One counter-intuitive reason why Hedwig holds up well today is that the first production contained so much topical and site-specific material that the show has to be updated and tailored for each new run in a new town. Seeing it right now, there are enough comic references to the Pantages's hit-and-miss production history and the greater L.A. cultural landscape (including a nod to "the gender-neutral bathroom at Yum Yum Donuts") to create a momentary impression that this musical has always been set here. Only an errant barb suggesting that theater in Los Angeles is all "a mess" reminds us that this production is in from out of town.
The original narrative of Hedwig's monologue is enhanced considerably for this Broadway production. Rather than performing in an intimate nightclub, Hedwig now tells us she is making a one-night-only appearance at the Pantages after the sudden closing of a failed musical theater adaptation of The Hurt Locker, whose bombed-out production set (designed by Julian Crouch) is still on stage as we enter the theater. The nearby rock concert that Hedwig repeatedly listens in on is understood to be at the Hollywood Bowl, which we hear through an upstage faux-exterior door that does open out in the actual direction of the nearby Bowl. The character of Hedwig's husband, the retired drag queen Yitzhak (Lena Hall, who won a Tony for this role), figures more significantly than before in Hedwig's climactic final transformation.
While laugh lines wash over us a mile a minute (some pretty funny, others more on the level of Vegas lounge act patter), the best part—the defining part—of Hedwig, as they always have been, are the musical numbers. Engaging as he is in Hedwig's ongoing chat with the audience, Criss becomes a hyper-dynamic figure in these great songs. Backed by a four-piece punk band ensemble dubbed The Angry Inch, along with Hall's Yitzhak, Criss irresistibly evokes the kind of restless exuberance that has always been inherent in the performances of punk icons like Iggy Pop and the New York Dolls. Costumed by Arianne Phillips and groomed by Mike Potter, Criss' Hedwig is also totally glam enough for Hollywood.
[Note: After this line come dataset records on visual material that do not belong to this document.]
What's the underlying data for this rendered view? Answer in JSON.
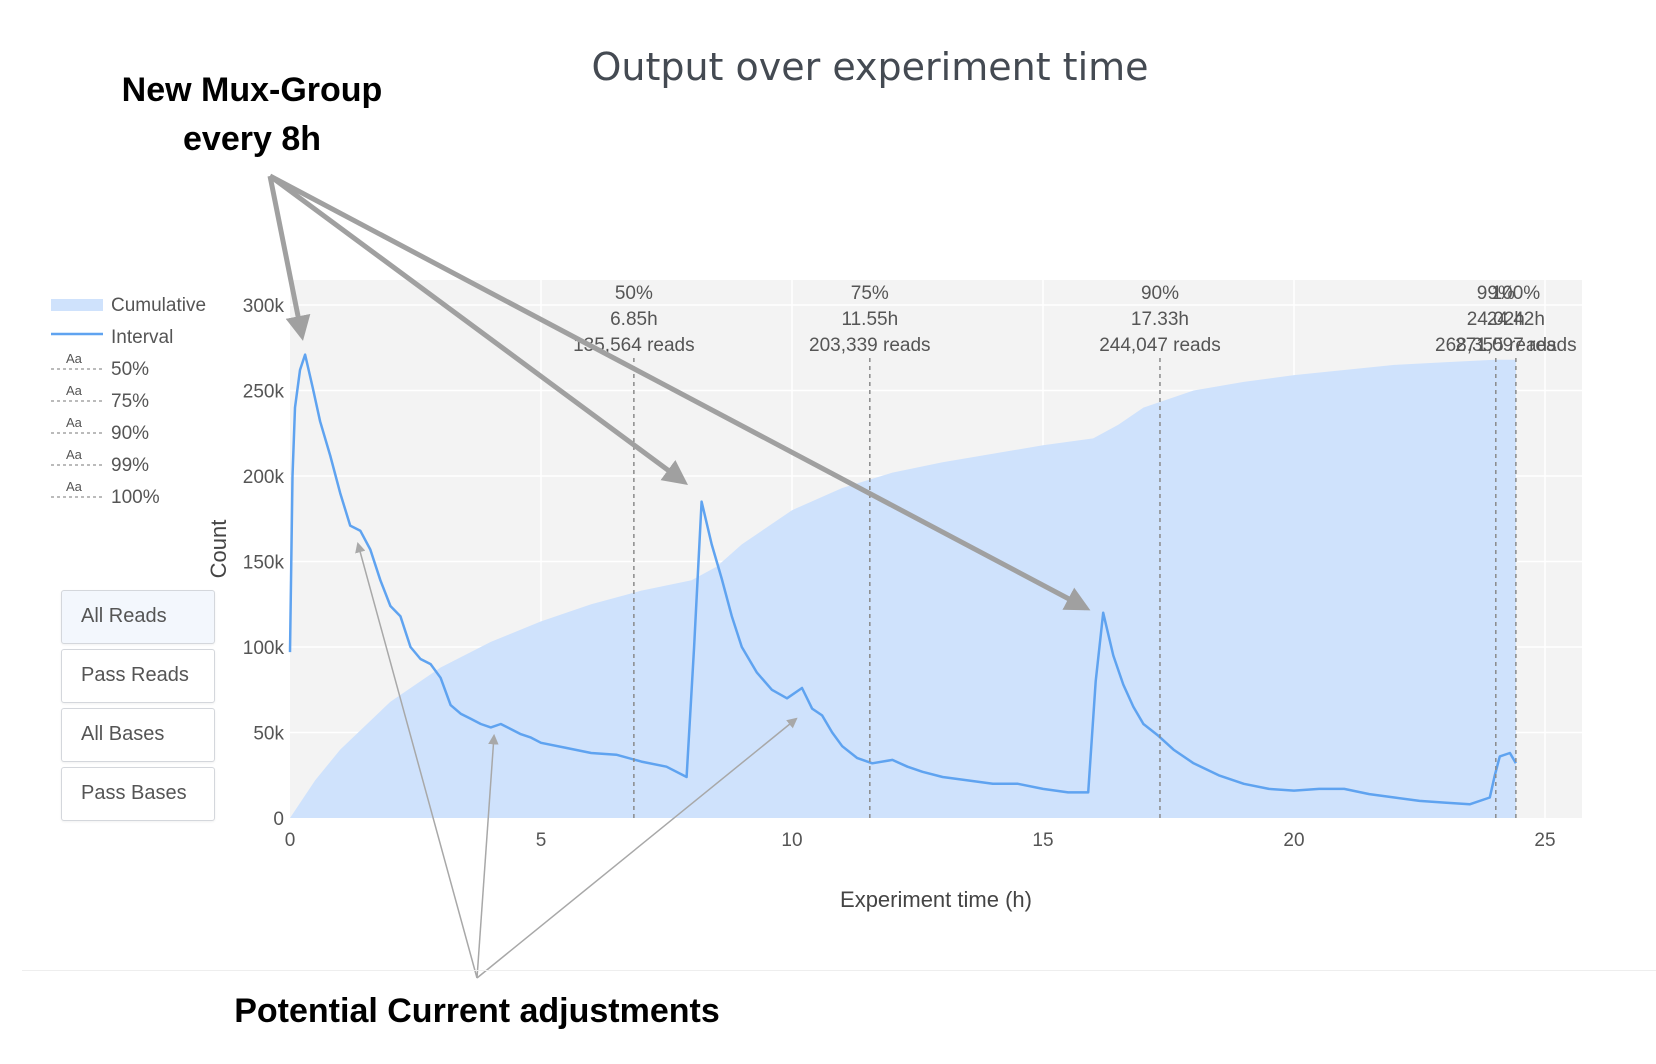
{
  "title": "Output over experiment time",
  "annotations": {
    "top_line1": "New Mux-Group",
    "top_line2": "every 8h",
    "bottom": "Potential Current adjustments"
  },
  "legend": {
    "cumulative": "Cumulative",
    "interval": "Interval",
    "marker_sample": "Aa",
    "markers": [
      "50%",
      "75%",
      "90%",
      "99%",
      "100%"
    ]
  },
  "buttons": [
    "All Reads",
    "Pass Reads",
    "All Bases",
    "Pass Bases"
  ],
  "colors": {
    "cumulative_fill": "#cfe2fc",
    "interval_line": "#5fa3f0",
    "arrow_dark": "#a0a0a0",
    "arrow_light": "#a8a8a8",
    "plot_bg": "#f3f3f3"
  },
  "chart_data": {
    "type": "area",
    "title": "Output over experiment time",
    "xlabel": "Experiment time (h)",
    "ylabel": "Count",
    "xlim": [
      0,
      25.7
    ],
    "ylim": [
      0,
      310000
    ],
    "x_ticks": [
      "0",
      "5",
      "10",
      "15",
      "20",
      "25"
    ],
    "y_ticks": [
      "0",
      "50k",
      "100k",
      "150k",
      "200k",
      "250k",
      "300k"
    ],
    "grid": true,
    "legend_position": "left",
    "series": [
      {
        "name": "Cumulative",
        "style": "filled-area",
        "x": [
          0,
          0.5,
          1,
          2,
          3,
          4,
          5,
          6,
          7,
          8,
          8.5,
          9,
          10,
          11,
          12,
          13,
          14,
          15,
          16,
          16.5,
          17,
          18,
          19,
          20,
          21,
          22,
          23,
          24,
          24.42
        ],
        "y": [
          0,
          22000,
          40000,
          68000,
          88000,
          103000,
          115000,
          125000,
          133000,
          139000,
          147000,
          160000,
          180000,
          193000,
          202000,
          208000,
          213000,
          218000,
          222000,
          230000,
          240000,
          250000,
          255000,
          259000,
          262000,
          265000,
          266500,
          268000,
          268000
        ]
      },
      {
        "name": "Interval",
        "style": "line",
        "x": [
          0,
          0.05,
          0.1,
          0.2,
          0.3,
          0.45,
          0.6,
          0.8,
          1.0,
          1.2,
          1.4,
          1.6,
          1.8,
          2.0,
          2.2,
          2.4,
          2.6,
          2.8,
          3.0,
          3.2,
          3.4,
          3.6,
          3.8,
          4.0,
          4.2,
          4.4,
          4.6,
          4.8,
          5.0,
          5.5,
          6.0,
          6.5,
          7.0,
          7.5,
          7.9,
          8.05,
          8.2,
          8.4,
          8.6,
          8.8,
          9.0,
          9.3,
          9.6,
          9.9,
          10.2,
          10.4,
          10.6,
          10.8,
          11.0,
          11.3,
          11.6,
          12.0,
          12.3,
          12.6,
          13.0,
          13.5,
          14.0,
          14.5,
          15.0,
          15.5,
          15.9,
          16.05,
          16.2,
          16.4,
          16.6,
          16.8,
          17.0,
          17.3,
          17.6,
          18.0,
          18.5,
          19.0,
          19.5,
          20.0,
          20.5,
          21.0,
          21.5,
          22.0,
          22.5,
          23.0,
          23.5,
          23.9,
          24.0,
          24.1,
          24.3,
          24.42
        ],
        "y": [
          97000,
          200000,
          240000,
          262000,
          271000,
          252000,
          232000,
          212000,
          190000,
          171000,
          168000,
          157000,
          139000,
          124000,
          118000,
          100000,
          93000,
          90000,
          82000,
          66000,
          61000,
          58000,
          55000,
          53000,
          55000,
          52000,
          49000,
          47000,
          44000,
          41000,
          38000,
          37000,
          33000,
          30000,
          24000,
          100000,
          185000,
          160000,
          140000,
          118000,
          100000,
          85000,
          75000,
          70000,
          76000,
          64000,
          60000,
          50000,
          42000,
          35000,
          32000,
          34000,
          30000,
          27000,
          24000,
          22000,
          20000,
          20000,
          17000,
          15000,
          15000,
          80000,
          120000,
          95000,
          78000,
          65000,
          55000,
          48000,
          40000,
          32000,
          25000,
          20000,
          17000,
          16000,
          17000,
          17000,
          14000,
          12000,
          10000,
          9000,
          8000,
          12000,
          25000,
          36000,
          38000,
          32000
        ]
      }
    ],
    "markers": [
      {
        "label": "50%",
        "time": "6.85h",
        "reads": "135,564 reads",
        "x": 6.85
      },
      {
        "label": "75%",
        "time": "11.55h",
        "reads": "203,339 reads",
        "x": 11.55
      },
      {
        "label": "90%",
        "time": "17.33h",
        "reads": "244,047 reads",
        "x": 17.33
      },
      {
        "label": "99%",
        "time": "24.02h",
        "reads": "268,355 reads",
        "x": 24.02
      },
      {
        "label": "100%",
        "time": "24.42h",
        "reads": "271,097 reads",
        "x": 24.42
      }
    ]
  }
}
One might have been forgiven at the end of the last century for hoping that Hedwig was going to nudge American musical theater in a new direction with an expanded musical and thematic range. So far, that's happened sporadically at best, though a few shows like Spring Awakening, Kinky Boots and Hamilton bear traces of their genderqueer theatrical forebear's DNA. Adaptable and renewable as Mitchell and Trask's show has proven to be, at least, we can probably affirm now that we know Hedwig will never die.
Hedwig and the Angry Inch plays for eight shows a week through November 27. Tickets $35-$225 (plus Ticketmaster charges). Discount tickets for some dates available on Goldstar. On four dates (November 6, November 13, November 20, the second show on November 25), Lena Hall will be playing Hedwig.